Comment 5 Aleix Pol 2015-02-17 10:29:16 UTC
Should we close this as downstream and report it somewhere in Kubuntu then?
Comment 6 Harald Sitter 2015-02-17 10:43:12 UTC
Maybe :P

TLDR: design input needed on either 'should user-manager prevent the user from setting a weak password' or 'should user-manager only display a warning when trying to set a weak password but allow setting it all the same'.

I doubt it's going to be changed in debian/ubuntu for no better reason than longer passwords being better and pwquality being used by the gnome and unity counterparts with the existing settings and no one claimed about those.
IMO this needs some design input first regardless though. Either we want user-manager to be very secure or very convenient. The decision that you can not set a weak password is very much one made in user-manager. All pwquality does is evaluate whether a password is meeting the configured quality criteria; user-manager is the one preventing you from using a crappy password.

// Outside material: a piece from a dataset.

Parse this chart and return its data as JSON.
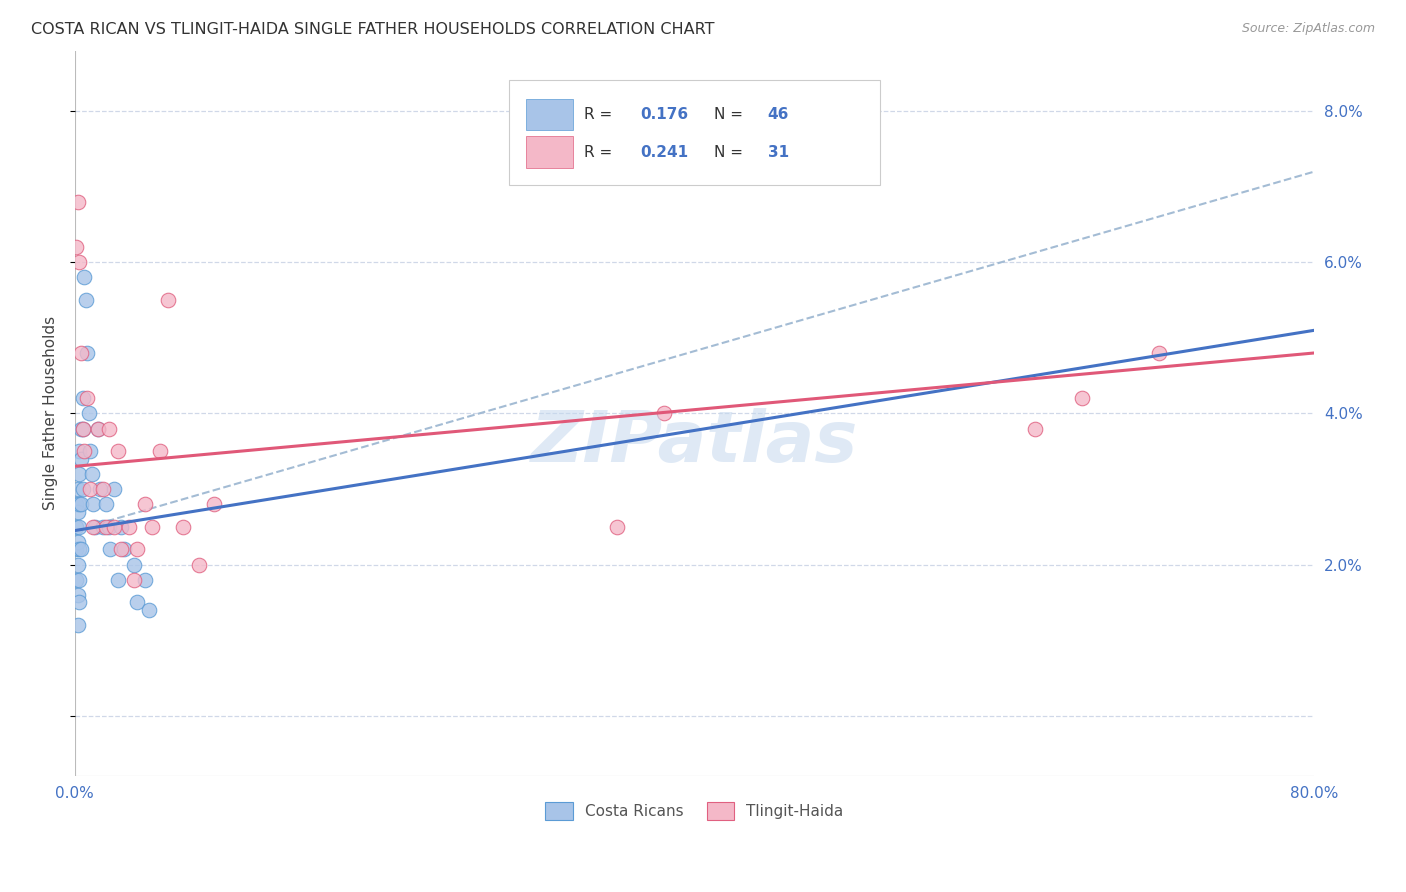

(personally I'd favor informing the user about the weakness and letting them use it anyway)
Comment 7 Aleix Pol 2015-02-17 22:30:05 UTC
I agree this would be a good compromise.
Comment 8 Filip Fila 2019-06-26 15:30:22 UTC
I'm able to set the worst of passwords so there is no required minimum length (only a recommended one). Can we close this report?
Comment 9 Harald Sitter 2019-06-27 10:38:40 UTC
Well, I can't reproduce it. And looking at the code it certainly doesn't seem to enforce the quality anymore (even when pwquality says it should enforce it, which technically I guess is another bug ;))
Comment 10 Harald Sitter 2019-06-27 11:59:24 UTC
As it turns out pwquality does in fact default to enforcement on, so honoring enforcement would in fact bring back this bug. So let's ignore this technicality and leave things as they are.